In 1981, when Rei Kawakubo started showing her Comme des Garçons collections in Paris, she already had a loyal Japanese following known as “the crows,” so-called because of the designer’s preference for black, a shade that she would describe as, “comfortable, strong, and expressive.” Kawakubo’s preference for black was one of the first things that critics took note of when she arrived on the international scene; in 1982 Vogue said that Kawakubo, “uses different blacks, their hue changing according to fabric and light.” The same description could have been applied to her Fall 1992 outing, dubbed “Lilith.”
The comedienne Sandra Bernhard walked the show; the pair met when Bernhard went to the brand to be outfitted for an event. “[Rei] put me in a man’s suit; she loved me in a man’s suit better than her women’s clothing,” Bernhard told Vogue. “She’s an artist, she’s political, and she does her own thing. She’s always just marched to the beat of her own drummer in a way that a lot of people can’t do, or don’t want to do, in the fashion world.” (It’s interesting to note that while Kawakubo is known for casting personalities in her men’s shows—Francesco Clemente, Jean-Michel Basquiat, and Robert Rauschenberg walked for her in the 1980s, as Alexander McQueen did in 1997—the designer has usually stuck to professional models for her women’s collections.)

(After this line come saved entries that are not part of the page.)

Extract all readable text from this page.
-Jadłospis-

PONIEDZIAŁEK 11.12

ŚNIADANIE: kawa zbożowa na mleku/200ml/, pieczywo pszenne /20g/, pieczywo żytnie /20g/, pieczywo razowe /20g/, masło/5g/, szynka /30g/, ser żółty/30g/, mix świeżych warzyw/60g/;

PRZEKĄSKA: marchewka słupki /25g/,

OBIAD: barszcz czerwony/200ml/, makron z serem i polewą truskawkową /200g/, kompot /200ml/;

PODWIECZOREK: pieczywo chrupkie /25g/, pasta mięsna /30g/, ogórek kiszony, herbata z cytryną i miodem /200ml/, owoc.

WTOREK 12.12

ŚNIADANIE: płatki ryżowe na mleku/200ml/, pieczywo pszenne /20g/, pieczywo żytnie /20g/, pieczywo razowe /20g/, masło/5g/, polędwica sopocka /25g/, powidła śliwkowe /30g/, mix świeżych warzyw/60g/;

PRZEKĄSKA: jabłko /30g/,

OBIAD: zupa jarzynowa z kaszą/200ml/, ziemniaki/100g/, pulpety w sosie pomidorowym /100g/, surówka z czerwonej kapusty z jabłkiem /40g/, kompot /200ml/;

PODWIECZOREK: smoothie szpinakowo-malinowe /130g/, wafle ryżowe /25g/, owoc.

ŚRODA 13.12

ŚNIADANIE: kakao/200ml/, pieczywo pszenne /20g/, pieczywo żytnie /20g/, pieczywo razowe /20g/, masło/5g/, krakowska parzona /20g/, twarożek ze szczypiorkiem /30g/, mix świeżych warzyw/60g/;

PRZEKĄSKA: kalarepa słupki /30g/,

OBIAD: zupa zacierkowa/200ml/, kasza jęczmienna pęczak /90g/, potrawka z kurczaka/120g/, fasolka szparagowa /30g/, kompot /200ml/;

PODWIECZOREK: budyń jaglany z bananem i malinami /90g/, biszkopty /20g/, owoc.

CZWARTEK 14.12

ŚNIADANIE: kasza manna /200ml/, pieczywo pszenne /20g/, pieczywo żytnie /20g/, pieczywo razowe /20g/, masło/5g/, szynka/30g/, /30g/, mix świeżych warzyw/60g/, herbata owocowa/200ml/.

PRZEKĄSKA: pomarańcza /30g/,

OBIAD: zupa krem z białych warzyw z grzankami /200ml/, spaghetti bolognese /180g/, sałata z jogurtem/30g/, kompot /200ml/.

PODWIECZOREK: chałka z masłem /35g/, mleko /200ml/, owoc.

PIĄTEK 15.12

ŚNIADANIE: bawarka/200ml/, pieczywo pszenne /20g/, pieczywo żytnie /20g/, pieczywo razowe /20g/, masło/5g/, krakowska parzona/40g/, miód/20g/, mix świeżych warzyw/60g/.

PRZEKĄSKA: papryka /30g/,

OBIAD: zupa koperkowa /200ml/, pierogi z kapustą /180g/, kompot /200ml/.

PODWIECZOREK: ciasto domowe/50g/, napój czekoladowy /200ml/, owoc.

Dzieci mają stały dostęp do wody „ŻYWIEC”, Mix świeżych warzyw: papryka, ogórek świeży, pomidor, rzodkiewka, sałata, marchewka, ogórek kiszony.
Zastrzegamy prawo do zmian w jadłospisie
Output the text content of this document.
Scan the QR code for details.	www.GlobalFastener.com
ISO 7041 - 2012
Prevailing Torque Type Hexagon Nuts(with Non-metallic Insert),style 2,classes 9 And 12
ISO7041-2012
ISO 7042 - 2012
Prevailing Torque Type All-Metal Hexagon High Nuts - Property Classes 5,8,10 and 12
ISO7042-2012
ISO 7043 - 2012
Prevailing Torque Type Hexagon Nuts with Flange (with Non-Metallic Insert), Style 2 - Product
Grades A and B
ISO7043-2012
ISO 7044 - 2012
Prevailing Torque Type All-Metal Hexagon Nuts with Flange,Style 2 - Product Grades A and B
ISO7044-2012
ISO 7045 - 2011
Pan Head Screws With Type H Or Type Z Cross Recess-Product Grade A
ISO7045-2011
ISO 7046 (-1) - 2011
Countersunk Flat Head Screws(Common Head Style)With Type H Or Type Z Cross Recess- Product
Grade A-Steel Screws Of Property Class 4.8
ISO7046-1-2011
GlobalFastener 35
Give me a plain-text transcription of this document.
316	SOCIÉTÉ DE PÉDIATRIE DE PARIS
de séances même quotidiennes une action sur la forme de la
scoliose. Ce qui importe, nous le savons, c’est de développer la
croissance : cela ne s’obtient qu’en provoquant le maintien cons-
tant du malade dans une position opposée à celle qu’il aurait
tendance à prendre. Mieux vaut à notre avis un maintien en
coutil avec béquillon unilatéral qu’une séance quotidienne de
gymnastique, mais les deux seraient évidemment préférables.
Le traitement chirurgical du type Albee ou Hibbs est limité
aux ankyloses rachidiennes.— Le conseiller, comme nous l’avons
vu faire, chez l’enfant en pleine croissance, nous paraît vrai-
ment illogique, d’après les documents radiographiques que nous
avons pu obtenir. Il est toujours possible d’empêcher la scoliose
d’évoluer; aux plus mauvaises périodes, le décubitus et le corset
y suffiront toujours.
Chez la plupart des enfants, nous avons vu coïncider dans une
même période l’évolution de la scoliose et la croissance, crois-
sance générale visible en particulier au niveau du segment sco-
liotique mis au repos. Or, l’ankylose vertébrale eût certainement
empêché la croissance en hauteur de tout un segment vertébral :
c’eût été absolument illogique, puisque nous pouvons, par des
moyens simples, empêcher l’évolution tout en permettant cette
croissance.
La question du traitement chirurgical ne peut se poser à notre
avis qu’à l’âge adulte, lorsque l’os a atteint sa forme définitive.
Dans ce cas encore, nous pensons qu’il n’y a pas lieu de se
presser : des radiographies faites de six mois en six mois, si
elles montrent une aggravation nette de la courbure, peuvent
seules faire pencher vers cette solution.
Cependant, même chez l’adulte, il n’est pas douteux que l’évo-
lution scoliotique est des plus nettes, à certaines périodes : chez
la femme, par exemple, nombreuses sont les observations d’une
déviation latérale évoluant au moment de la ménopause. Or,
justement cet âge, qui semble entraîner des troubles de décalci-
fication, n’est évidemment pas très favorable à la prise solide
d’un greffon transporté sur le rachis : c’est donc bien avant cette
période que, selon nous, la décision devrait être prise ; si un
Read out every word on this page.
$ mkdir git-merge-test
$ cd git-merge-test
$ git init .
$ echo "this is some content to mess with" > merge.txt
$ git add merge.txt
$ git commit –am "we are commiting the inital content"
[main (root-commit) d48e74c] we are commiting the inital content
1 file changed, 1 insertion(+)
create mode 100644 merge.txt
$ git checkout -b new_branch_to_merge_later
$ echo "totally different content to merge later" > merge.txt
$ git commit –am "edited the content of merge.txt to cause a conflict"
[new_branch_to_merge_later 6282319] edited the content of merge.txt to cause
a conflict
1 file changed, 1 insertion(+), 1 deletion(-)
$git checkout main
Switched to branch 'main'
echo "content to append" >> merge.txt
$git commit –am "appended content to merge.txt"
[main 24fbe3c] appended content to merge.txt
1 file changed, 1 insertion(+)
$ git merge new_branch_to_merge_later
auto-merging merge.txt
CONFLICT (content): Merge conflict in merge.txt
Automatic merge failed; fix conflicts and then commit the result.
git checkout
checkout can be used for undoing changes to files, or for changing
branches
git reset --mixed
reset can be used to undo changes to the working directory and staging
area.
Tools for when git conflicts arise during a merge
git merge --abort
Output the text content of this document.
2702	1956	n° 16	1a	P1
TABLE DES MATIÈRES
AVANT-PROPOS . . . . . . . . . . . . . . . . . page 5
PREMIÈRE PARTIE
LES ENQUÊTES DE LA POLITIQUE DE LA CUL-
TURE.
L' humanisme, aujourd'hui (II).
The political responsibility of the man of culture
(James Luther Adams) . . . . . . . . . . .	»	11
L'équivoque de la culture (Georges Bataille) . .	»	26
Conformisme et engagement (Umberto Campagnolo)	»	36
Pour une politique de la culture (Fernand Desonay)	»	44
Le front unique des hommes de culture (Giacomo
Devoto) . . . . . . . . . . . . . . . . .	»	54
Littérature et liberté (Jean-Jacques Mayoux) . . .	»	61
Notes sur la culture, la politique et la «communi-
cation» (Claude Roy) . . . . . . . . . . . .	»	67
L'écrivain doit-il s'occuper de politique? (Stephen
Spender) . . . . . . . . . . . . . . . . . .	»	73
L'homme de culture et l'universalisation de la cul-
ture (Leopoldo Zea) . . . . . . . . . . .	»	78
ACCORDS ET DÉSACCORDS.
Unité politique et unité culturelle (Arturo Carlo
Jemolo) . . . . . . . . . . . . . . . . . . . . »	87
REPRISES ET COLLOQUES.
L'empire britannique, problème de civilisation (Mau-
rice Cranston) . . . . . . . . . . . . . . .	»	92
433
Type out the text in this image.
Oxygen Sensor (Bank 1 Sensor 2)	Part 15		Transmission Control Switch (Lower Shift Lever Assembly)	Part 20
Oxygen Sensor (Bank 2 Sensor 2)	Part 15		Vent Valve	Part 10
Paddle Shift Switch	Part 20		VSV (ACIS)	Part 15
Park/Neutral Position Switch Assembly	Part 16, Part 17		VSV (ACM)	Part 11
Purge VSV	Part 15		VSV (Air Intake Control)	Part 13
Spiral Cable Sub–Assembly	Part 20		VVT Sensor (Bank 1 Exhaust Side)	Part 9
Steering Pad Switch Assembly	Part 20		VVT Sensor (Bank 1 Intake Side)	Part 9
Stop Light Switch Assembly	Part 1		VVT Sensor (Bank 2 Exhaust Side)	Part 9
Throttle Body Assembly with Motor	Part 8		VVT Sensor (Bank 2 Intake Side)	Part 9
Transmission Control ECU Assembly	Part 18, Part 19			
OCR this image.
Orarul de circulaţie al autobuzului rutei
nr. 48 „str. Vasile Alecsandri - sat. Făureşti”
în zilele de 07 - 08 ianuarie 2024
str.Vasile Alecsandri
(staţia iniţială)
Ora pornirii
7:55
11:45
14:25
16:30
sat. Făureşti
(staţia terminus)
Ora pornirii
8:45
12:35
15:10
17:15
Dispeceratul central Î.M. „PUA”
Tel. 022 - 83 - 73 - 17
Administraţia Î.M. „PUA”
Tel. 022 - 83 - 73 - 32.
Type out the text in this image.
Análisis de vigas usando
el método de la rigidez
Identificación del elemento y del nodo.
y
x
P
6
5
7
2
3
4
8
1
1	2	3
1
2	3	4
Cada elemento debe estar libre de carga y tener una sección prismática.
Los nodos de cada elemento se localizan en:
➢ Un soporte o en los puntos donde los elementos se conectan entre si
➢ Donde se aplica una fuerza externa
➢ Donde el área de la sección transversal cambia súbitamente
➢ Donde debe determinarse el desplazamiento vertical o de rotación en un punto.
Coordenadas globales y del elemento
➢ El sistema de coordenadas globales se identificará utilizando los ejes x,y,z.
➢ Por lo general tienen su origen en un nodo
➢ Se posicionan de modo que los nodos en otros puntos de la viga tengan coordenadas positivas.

Though predominantly dark, Fall 1992 was not a complete blackout: The models sported some flashes of pink, and strokes and polka dots of white. The cocoon-like finale looks, which required them to walk with their arms crossed, seemed to demonstrate Kawakubo’s preference for the covered-up. “I do not find clothes that reveal the body attractive,” Kawakubo once told Vogue. The magazine deemed the “semi-destroyed” clothes “very sophisticated.”